I had my “pre-chemo” check-up today, part of the protocol in the third week and a few days before each infusion to be sure that my white counts are high enough to tolerate the next infusion, and that there are no other side effects that would prevent moving forward or require an adjustment in my chemo medications. My oncologist also reminded me not to exhaust myself this week so that I entered the next infusion in a compromised state. Good reminder. Thankfully, my next infusion on Monday is a go. It’s not that I’m looking forward to it or to another round of chemo, and even less to another round of side effects. It’s simply that I want treatment to move forward and ultimately, to be over.
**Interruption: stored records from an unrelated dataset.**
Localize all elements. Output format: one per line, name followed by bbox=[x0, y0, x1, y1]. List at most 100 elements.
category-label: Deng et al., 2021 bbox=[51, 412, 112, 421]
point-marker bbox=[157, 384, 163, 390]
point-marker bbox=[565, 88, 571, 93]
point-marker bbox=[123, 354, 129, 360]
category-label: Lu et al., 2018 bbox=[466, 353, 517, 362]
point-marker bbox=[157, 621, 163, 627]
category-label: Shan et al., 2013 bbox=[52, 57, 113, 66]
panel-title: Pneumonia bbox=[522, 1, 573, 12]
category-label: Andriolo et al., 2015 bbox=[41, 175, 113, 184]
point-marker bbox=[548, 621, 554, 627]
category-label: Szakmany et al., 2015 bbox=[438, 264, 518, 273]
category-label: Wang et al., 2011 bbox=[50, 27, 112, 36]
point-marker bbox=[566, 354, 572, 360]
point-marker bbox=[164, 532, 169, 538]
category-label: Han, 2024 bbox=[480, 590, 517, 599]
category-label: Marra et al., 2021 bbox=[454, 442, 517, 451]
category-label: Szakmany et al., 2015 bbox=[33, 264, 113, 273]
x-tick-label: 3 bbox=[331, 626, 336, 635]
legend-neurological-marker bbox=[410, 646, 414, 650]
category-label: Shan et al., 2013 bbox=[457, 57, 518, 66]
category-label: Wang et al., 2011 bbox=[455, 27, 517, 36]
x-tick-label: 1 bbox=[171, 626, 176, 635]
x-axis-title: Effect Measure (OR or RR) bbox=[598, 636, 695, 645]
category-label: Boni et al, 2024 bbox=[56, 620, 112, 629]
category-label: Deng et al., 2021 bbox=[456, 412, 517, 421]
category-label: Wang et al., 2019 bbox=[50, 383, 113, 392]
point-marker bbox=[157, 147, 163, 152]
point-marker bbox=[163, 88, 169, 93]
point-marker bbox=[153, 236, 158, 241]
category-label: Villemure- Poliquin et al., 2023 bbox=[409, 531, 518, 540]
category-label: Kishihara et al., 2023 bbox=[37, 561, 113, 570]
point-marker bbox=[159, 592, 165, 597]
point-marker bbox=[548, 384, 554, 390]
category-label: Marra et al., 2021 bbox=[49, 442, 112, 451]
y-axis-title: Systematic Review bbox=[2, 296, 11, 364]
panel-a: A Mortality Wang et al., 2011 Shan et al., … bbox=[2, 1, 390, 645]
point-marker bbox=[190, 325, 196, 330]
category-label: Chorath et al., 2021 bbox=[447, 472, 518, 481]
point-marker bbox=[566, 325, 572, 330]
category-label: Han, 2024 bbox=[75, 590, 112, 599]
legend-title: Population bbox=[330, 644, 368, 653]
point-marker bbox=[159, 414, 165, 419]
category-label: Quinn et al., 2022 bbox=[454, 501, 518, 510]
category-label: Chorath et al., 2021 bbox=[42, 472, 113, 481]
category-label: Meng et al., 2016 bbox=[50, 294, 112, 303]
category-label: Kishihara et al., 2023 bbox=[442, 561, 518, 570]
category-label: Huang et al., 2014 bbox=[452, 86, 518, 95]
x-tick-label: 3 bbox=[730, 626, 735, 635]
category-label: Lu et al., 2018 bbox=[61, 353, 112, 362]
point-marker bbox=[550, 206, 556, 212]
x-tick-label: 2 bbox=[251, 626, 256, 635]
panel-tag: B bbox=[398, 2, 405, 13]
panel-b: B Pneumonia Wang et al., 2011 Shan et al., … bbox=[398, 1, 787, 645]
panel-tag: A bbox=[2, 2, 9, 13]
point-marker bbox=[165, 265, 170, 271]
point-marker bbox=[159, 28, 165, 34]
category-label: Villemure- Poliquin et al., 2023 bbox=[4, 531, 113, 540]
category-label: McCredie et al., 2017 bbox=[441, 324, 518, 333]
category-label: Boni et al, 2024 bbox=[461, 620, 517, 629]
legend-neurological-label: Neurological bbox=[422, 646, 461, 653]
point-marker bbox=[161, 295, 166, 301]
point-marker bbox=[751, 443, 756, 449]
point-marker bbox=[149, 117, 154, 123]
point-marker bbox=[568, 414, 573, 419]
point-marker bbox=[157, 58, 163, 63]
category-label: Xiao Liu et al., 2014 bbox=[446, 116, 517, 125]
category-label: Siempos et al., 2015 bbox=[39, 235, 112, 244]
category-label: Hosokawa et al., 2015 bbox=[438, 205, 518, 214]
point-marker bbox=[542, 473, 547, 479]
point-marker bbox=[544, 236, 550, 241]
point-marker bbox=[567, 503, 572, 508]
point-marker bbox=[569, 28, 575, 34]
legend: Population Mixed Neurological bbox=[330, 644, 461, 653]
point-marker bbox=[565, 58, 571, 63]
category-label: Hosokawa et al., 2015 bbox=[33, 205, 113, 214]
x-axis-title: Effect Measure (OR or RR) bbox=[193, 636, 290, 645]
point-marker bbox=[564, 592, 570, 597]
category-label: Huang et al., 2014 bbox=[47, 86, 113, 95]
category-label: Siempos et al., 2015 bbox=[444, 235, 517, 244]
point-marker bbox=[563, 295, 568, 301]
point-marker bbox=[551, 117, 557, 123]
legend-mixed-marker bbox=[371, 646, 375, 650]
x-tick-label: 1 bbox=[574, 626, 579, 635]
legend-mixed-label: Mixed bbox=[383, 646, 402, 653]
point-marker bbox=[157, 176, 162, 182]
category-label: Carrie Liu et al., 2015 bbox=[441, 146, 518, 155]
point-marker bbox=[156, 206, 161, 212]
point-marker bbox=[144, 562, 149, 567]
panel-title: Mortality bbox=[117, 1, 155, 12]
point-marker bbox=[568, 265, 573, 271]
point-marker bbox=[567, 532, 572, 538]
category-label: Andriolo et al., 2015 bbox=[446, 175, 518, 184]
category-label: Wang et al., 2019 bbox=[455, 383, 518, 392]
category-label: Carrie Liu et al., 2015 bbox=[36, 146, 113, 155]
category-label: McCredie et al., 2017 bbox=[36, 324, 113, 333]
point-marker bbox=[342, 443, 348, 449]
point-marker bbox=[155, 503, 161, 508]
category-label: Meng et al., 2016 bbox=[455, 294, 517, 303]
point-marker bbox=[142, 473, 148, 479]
So, today, when my oncologist scheduled my fourth and final infusion for the Monday before Thanksgiving, I was thrilled. Not, of course, that I would have chemo the week of Thanksgiving, but that my fourth and final chemo infusion is on the calendar at last. Assuming no further delays due to my white counts or to the incision that won’t heal, I will be done with chemo when Thanksgiving rolls around. In anticipation of this, we’ve scaled back our typical “more the merrier” extended family + friends gathering, to just immediate family. My children and their partners are on board to shop, cook, and do whatever is needed, since day 4 post-chemo tends to suck, and I won’t be up to much more than offering instructions from my “couch nest.” It will be ok, maybe not our merriest Thanksgiving, but perhaps one of our most thankful.
And three weeks after Thanksgiving, I might actually get to enjoy some of the holiday season before I start seven weeks of radiation, or so I hope.